NASA Hacker Gary McKinnon Interviewed
An anonymous reader writes "A BBC article reports about an interview between Click and Gary McKinnon who in 2002 hacked into NASA and other US Military networks. In the interview he talks about how he accessed machines by using default passwords and a conversation with a NASA network engineer using Wordpad. He also talks about how he found information about anti-gravity, UFO technology, free energy and how UFOs are regularly airbrushed out from high-resolution satellite images."
No, the graphical remote viewer works frame by frame. It's a Java application, so there's nothing to save on your hard drive, or at least if it is, only one frame at a time.
What kind of moron spends 3 years breaking into government computers and doesn't know how to do a screen capture or see the importance of saving what he's doing. Sorry folks, but from reading this interview, he seems like bullshit.
I will preemptively state that UFO does not necessarily mean extraterrestrial technology or not from this planet. In the raw form of the acronym, it means simple that there is an Unidentified Flying Object. There are most likely hundreds of types of aircraft that governments around the world would refuse to classify due to a need to keep their enemies in the dark (national security).
From the article: He interchangeably uses "suppressed technology" with "UFO technology." I'm certain the United States Government has tons of suppressed technology as well as any other government for obvious reasons.
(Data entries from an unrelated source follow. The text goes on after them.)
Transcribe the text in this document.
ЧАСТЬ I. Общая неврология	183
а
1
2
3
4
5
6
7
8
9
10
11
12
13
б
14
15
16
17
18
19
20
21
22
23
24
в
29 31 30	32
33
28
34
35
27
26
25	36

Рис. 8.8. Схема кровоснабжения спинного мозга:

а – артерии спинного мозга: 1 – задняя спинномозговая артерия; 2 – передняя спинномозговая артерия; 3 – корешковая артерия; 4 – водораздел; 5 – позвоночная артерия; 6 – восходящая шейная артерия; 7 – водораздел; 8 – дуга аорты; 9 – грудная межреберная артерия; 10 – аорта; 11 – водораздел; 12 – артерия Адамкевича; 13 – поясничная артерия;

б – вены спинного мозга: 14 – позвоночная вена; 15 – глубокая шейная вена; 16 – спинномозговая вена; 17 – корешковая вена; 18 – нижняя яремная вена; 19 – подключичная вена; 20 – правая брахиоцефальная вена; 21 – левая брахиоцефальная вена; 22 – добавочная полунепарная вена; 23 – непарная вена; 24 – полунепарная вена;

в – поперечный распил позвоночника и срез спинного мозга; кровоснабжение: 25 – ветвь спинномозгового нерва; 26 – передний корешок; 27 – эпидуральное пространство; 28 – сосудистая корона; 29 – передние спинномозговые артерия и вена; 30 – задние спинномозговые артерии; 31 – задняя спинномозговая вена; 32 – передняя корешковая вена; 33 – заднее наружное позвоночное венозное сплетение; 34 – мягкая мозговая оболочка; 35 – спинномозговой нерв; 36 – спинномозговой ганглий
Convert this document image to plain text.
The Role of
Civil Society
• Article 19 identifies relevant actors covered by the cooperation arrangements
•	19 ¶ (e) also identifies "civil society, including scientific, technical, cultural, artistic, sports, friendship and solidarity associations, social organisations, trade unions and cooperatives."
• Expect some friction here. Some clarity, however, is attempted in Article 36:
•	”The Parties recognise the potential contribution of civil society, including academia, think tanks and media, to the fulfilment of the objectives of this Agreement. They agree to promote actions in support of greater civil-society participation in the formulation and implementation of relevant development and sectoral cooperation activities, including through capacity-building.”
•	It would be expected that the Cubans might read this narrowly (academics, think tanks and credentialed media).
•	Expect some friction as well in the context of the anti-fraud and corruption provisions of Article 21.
I should finish the quote, however: Ok, that last bit about free energy, you can go ahead and call him a nut job. And then there's also this: Yeah, Gary, it sure is crazy how you can mess with the color quality and resolution of an image to make it look like my family picture is really some image a green gelatinous blob that eats people. Uh, I only heard a story about a blimp above the earth's atmosphere. Where was the story where you saw a device that produced unlimited amounts of energy?
"In my house, we obey the laws of thermodynamics!" - Homer Simpson
My work here is dung.
The thing that always surprises me about these Giant Conspiracy nutjobs is that they never really ask themselves how such a conspiracy would *work*. There must be thousands of people in the know, going back for at least 30 years -- and they really think this wouldn't have leaked by now??
Apple can't keep the date they launch new computers secret (next Tuesday for the next batch intel powerbooks, by all accounts). And that is a secret with a finite lifetime (three months ago not even Steve Jobs knew the date -- a week from now everyone will know it).
The NSA can't randomly listen in on international calls for more than a year or two without someone blowing the whistle. The CIA grabs some very bad guy in Pakistan and holds his head underwater, and a few months later we can all read about it in the New Yorker.
Remember this giant conspiracy is brought to you by the same people who run FEMA and promote "absitence only" sex education as a solution to teen pregnancy. But somehow the conspiracy works well until some script kiddie breaks into NASA over a dialup line (you plan to find free energy devices that will change the face of civilization, and you can't spring for DSL??) and you find that all these "secrets" are protected by default passwords. This guy presumably did hack into NASA, but the rest of it crap -- he is either nuts, or hoping that the Feds will decide it isn't worth the bother to have the guy spouting this nonsense on the stand.
The Perl script need not run on his machine. He could have logged into a machine inside the network, and then run this script against the other machines on the network.